This is the LoRA for realistic pink piggy.
I use Koyha_SS GUI to train my LORAs.
Some Key Settings:
"max_resolution": "768,768"
(if your GPU is really powerful, using 1024,1024 will be even better)
"learning_rate": "3e-6",
"lr_scheduler": "cosine_with_restarts",
"lr_warmup": "5",
"train_batch_size": 4,
"epoch": "5",
(May 15 2023: "epoch": "50" with file name 2_xxx)
"save_every_n_epochs": "40",
"mixed_precision": "bf16",
"save_precision": "bf16",
"enable_bucket": true,
"use_8bit_adam": false,
"text_encoder_lr": "1e-5",
"unet_lr": "5e-5",
"network_dim": 128,
"clip_skip": 2,
"network_alpha": 64,
"persistent_data_loader_workers": true,
"optimizer": "Lion"
If your hardware does not support my setting, tried to reduce the batch size to 2 or 1, this will increase the training time dramatically. If you want training time to be shorter, using epoch 2 will solve that.
Personally, I use epoch 5 because my hardware supports that and I think a higher epoch might capture more details from the source, but it is not necessary.
Image selection:
50 high-resolution (at least 1024*1024 before cropping) images with around 25 close-up and 20 upper-body shots and 5 full-body images. The more angles of the images the better.
Preprocess:
Auto focal crop in webUI with cropping dimension being at least 768*768 and up to 1536*1536.
Integrate with BLIP and Deepdanbooru for caption, and also use the stable-diffusion-webui-wd14-tagger extension for further captions. Remember to select append on existing captions and also select Remove duplicated tag
Then I use BooruDatasetTagManager to manually change the captions to my desired ones.
Image file name:
50_xxx
(This means each image in the image file is repeated 50 times)
May 15 2023: 2_xxx but with epoch increase to 50
Then you should be ready to go!
However, because of source image selection, you might need to give a trial on the resulting LORA and modify the source image several times until you get the LORA you are satisfied. Also, because everyone's hardware could be different, if you can not run 768*768 with batch size 4, try 2 or even 1.
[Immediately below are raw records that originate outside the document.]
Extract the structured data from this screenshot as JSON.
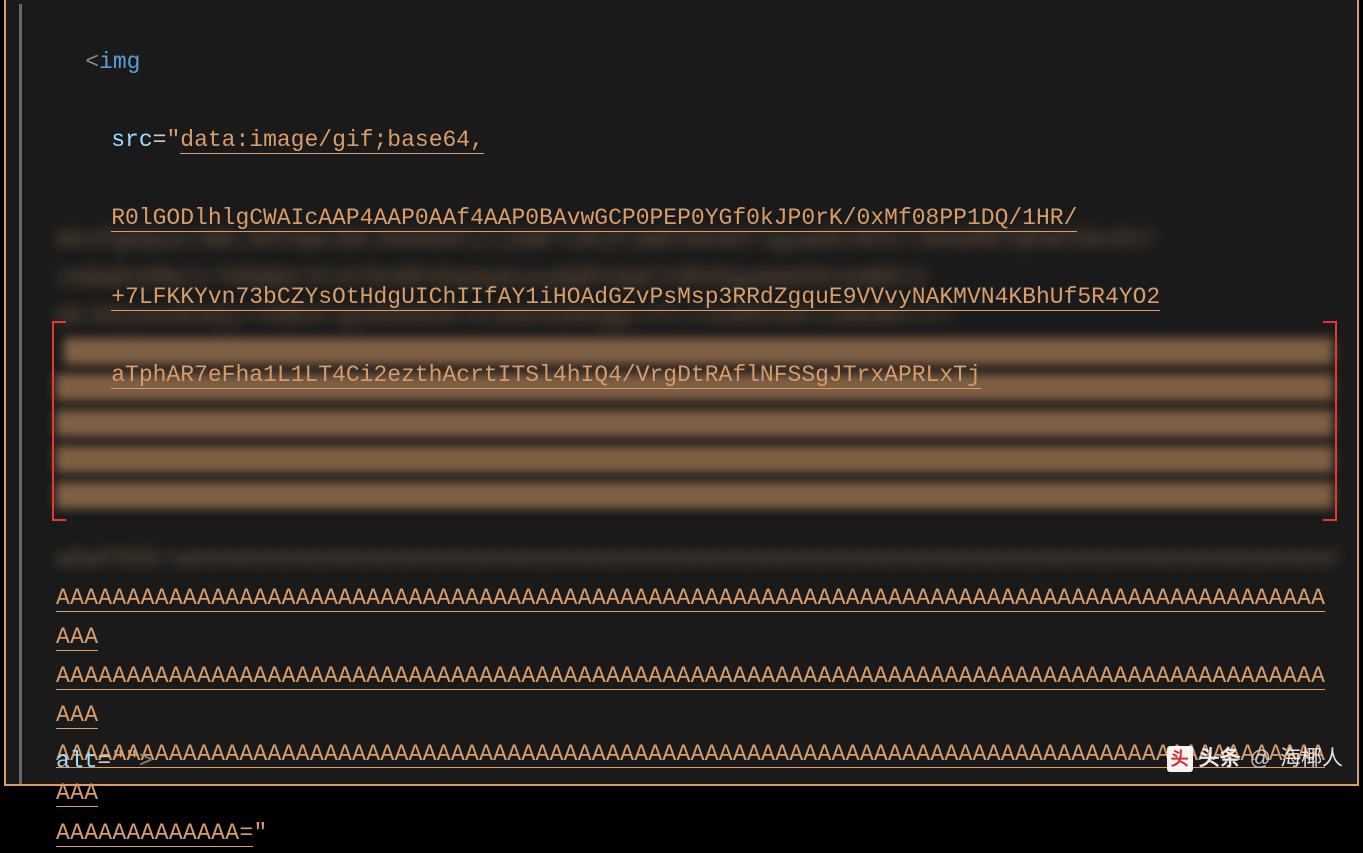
{
  "code": {
    "tag_open_bracket": "<",
    "tag_name": "img",
    "attr_src": "src",
    "eq": "=",
    "quote": "\"",
    "src_value_line1": "data:image/gif;base64,",
    "src_value_line2": "R0lGODlhlgCWAIcAAP4AAP0AAf4AAP0BAvwGCP0PEP0YGf0kJP0rK/0xMf08PP1DQ/1HR/",
    "src_value_line3": "+7LFKKYvn73bCZYsOtHdgUIChIIfAY1iHOAdGZvPsMsp3RRdZgquE9VVvyNAKMVN4KBhUf5R4YO2",
    "src_value_line4": "aTphAR7eFha1L1LT4Ci2ezthAcrtITSl4hIQ4/VrgDtRAflNFSSgJTrxAPRLxTj",
    "a_run1": "AAAAAAAAAAAAAAAAAAAAAAAAAAAAAAAAAAAAAAAAAAAAAAAAAAAAAAAAAAAAAAAAAAAAAAAAAAAAAAAAAAAAAAAAAAAAA",
    "a_run2": "AAAAAAAAAAAAAAAAAAAAAAAAAAAAAAAAAAAAAAAAAAAAAAAAAAAAAAAAAAAAAAAAAAAAAAAAAAAAAAAAAAAAAAAAAAAAA",
    "a_run3": "AAAAAAAAAAAAAAAAAAAAAAAAAAAAAAAAAAAAAAAAAAAAAAAAAAAAAAAAAAAAAAAAAAAAAAAAAAAAAAAAAAAAAAAAAAAAA",
    "a_run4": "AAAAAAAAAAAAA=",
    "attr_alt": "alt",
    "alt_value": "",
    "tag_close_bracket": ">"
  },
  "watermark": {
    "brand": "头条",
    "at": "@",
    "user": "海椰人"
  },
  "blurred": {
    "filler1": "mKxPgKQuarABcJKPnQwlBkJDkRdAFyljUWFTyRjPjWECNkHdYlgywDEcRCk7JRAdMRYQPwFkDcEk7",
    "filler2": "JaBqRnHMwlc7HGWQelFckYDvBFUDwAwAxayQQPhdgFtURkRgwAmGOHvomB9l2",
    "filler3": "mkJHZywnd5AQjrVSBCklguAbHdnKlxcUwCSdAKgglJTLJJudKHJwFuJmbdKxlf/",
    "fillerA": "wDwFRAD/wAAAAAAAAAAAAAAAAAAAAAAAAAAAAAAAAAAAAAAAAAAAAAAAAAAAAAAAAAAAAAAAAAAAAAAAAAAAAAAAAAAAAAAAAAAAAAAAAAAAAAAAAAAAAAAAAAAAAAAAAAAAAAAAAAAAAAAAAAAAA"
  }
}
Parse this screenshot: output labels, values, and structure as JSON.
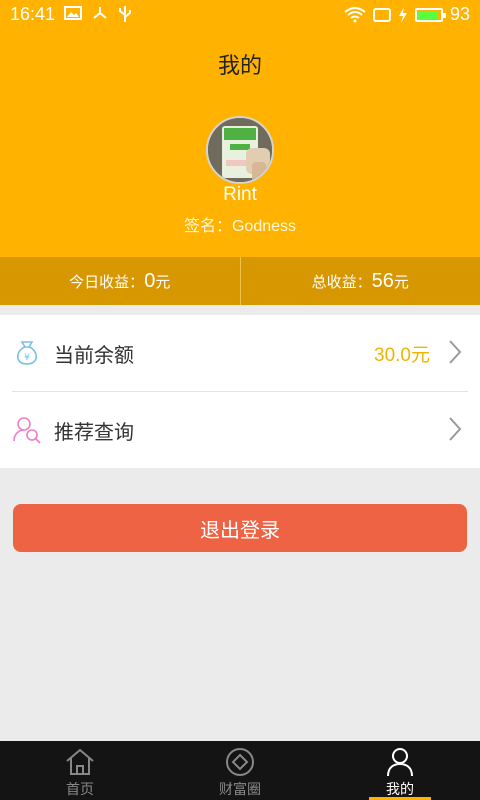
{
  "status_bar": {
    "time": "16:41",
    "battery": "93",
    "battery_level": 0.93
  },
  "header": {
    "title": "我的",
    "username": "Rint",
    "signature": "签名：Godness"
  },
  "earnings": {
    "today_label": "今日收益：",
    "today_value": "0",
    "today_unit": "元",
    "total_label": "总收益：",
    "total_value": "56",
    "total_unit": "元"
  },
  "menu": {
    "balance_label": "当前余额",
    "balance_value": "30.0元",
    "referral_label": "推荐查询"
  },
  "logout_label": "退出登录",
  "tabs": [
    {
      "label": "首页",
      "icon": "home-icon"
    },
    {
      "label": "财富圈",
      "icon": "wealth-circle-icon"
    },
    {
      "label": "我的",
      "icon": "profile-icon",
      "active": true
    }
  ],
  "colors": {
    "brand": "#ffb300",
    "earnings_bar": "#d69700",
    "logout": "#ee6344",
    "balance_value": "#f0b400"
  }
}
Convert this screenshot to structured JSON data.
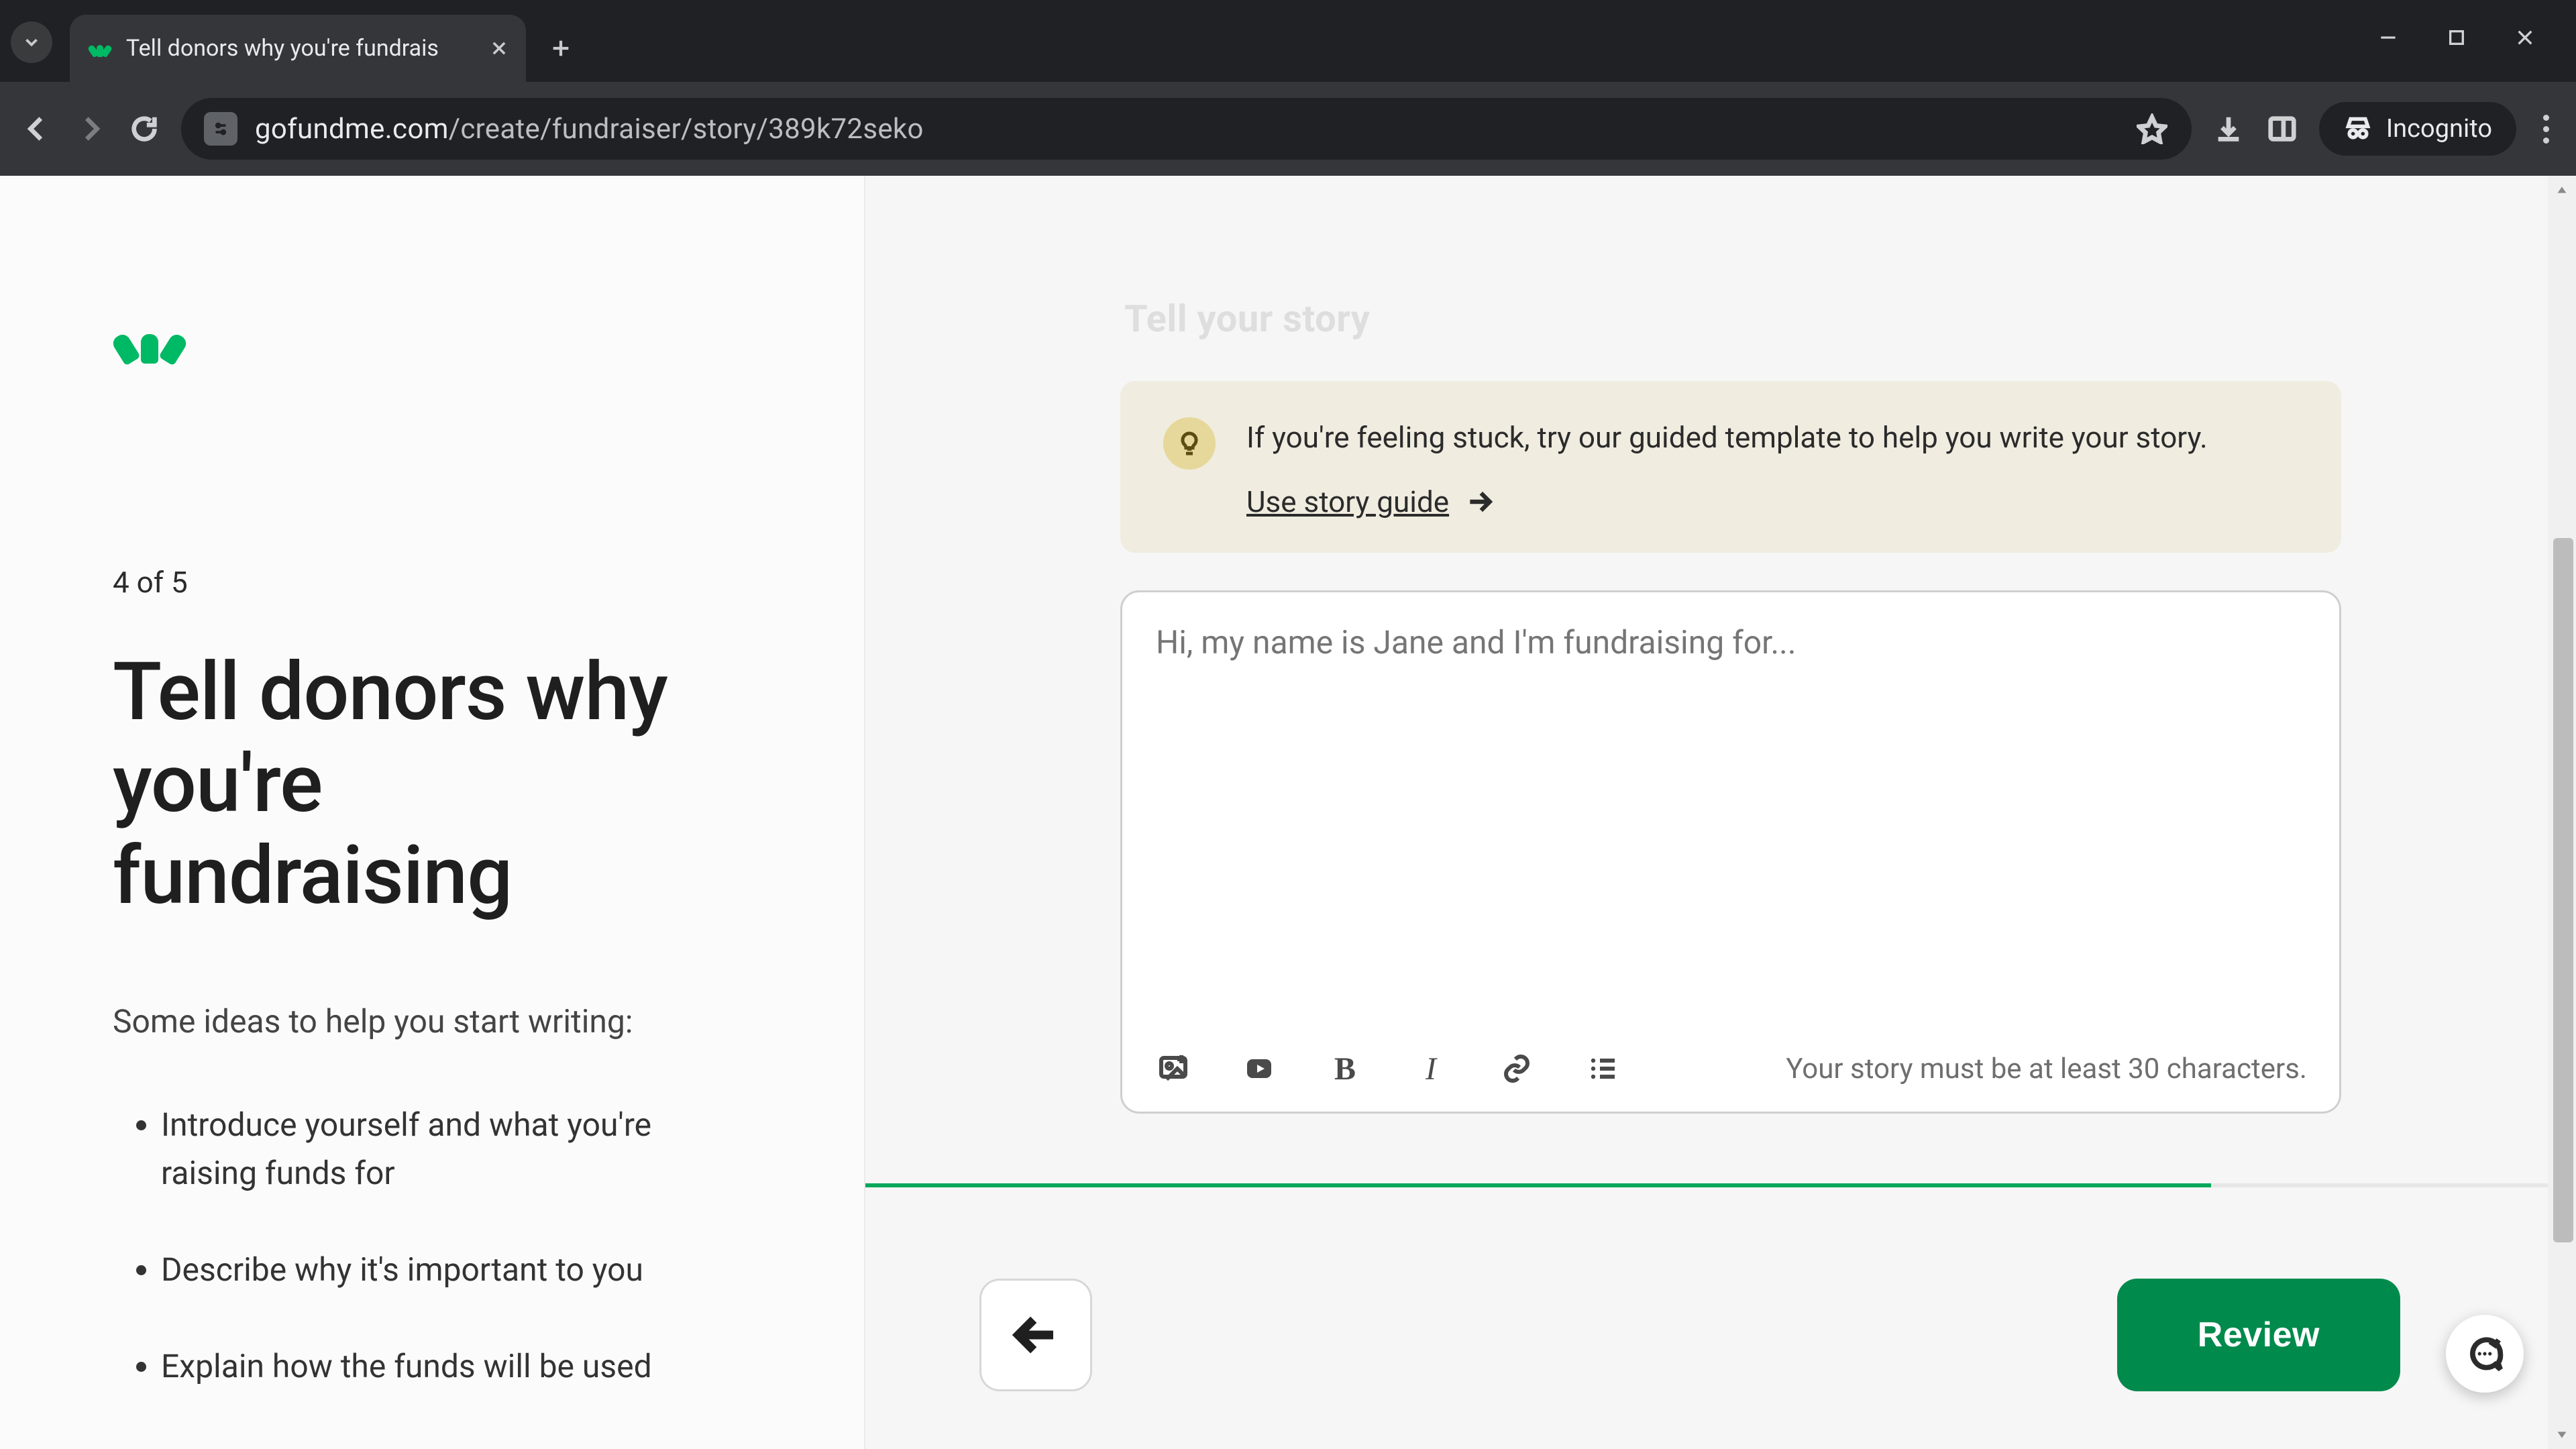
{
  "browser": {
    "tab_title": "Tell donors why you're fundrais",
    "url_domain": "gofundme.com",
    "url_path": "/create/fundraiser/story/389k72seko",
    "incognito_label": "Incognito"
  },
  "left_pane": {
    "step": "4 of 5",
    "headline": "Tell donors why you're fundraising",
    "subhead": "Some ideas to help you start writing:",
    "ideas": [
      "Introduce yourself and what you're raising funds for",
      "Describe why it's important to you",
      "Explain how the funds will be used"
    ]
  },
  "right_pane": {
    "ghost_title": "Tell your story",
    "tip_text": "If you're feeling stuck, try our guided template to help you write your story.",
    "tip_link": "Use story guide",
    "story_placeholder": "Hi, my name is Jane and I'm fundraising for...",
    "min_chars_hint": "Your story must be at least 30 characters."
  },
  "footer": {
    "review": "Review"
  },
  "progress": {
    "percent": 80
  }
}
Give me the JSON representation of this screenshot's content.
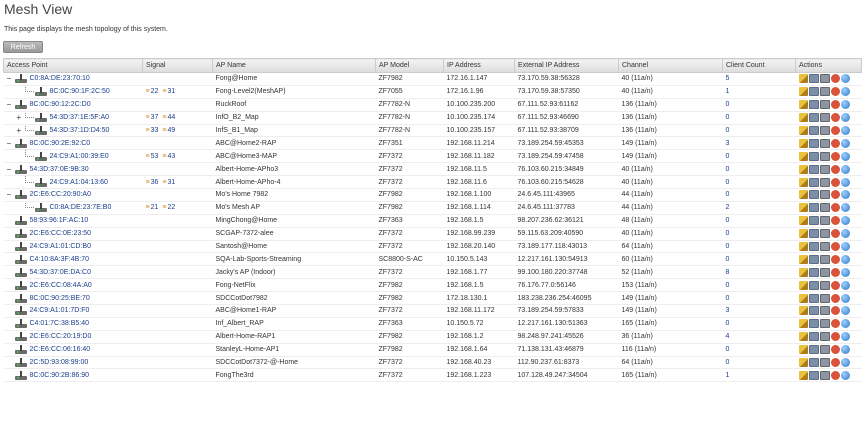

I think the LORA result is really sensitive to the source images, so the image selection and tagging are the actual important part. Something you could tell what is the “bad” source image by trying out the LORA, and to improve it, you simply delete that "bad" image from the source. And sometimes you find some problem with the LORA suggested you need to modify the tags. For example, always generate a "wet" effect suggesting that you might not have “wet, rain, pool” tagged on a related source image.
Check your usually used checkpoint and see what it is based on, then select your base model based on that. good luck training.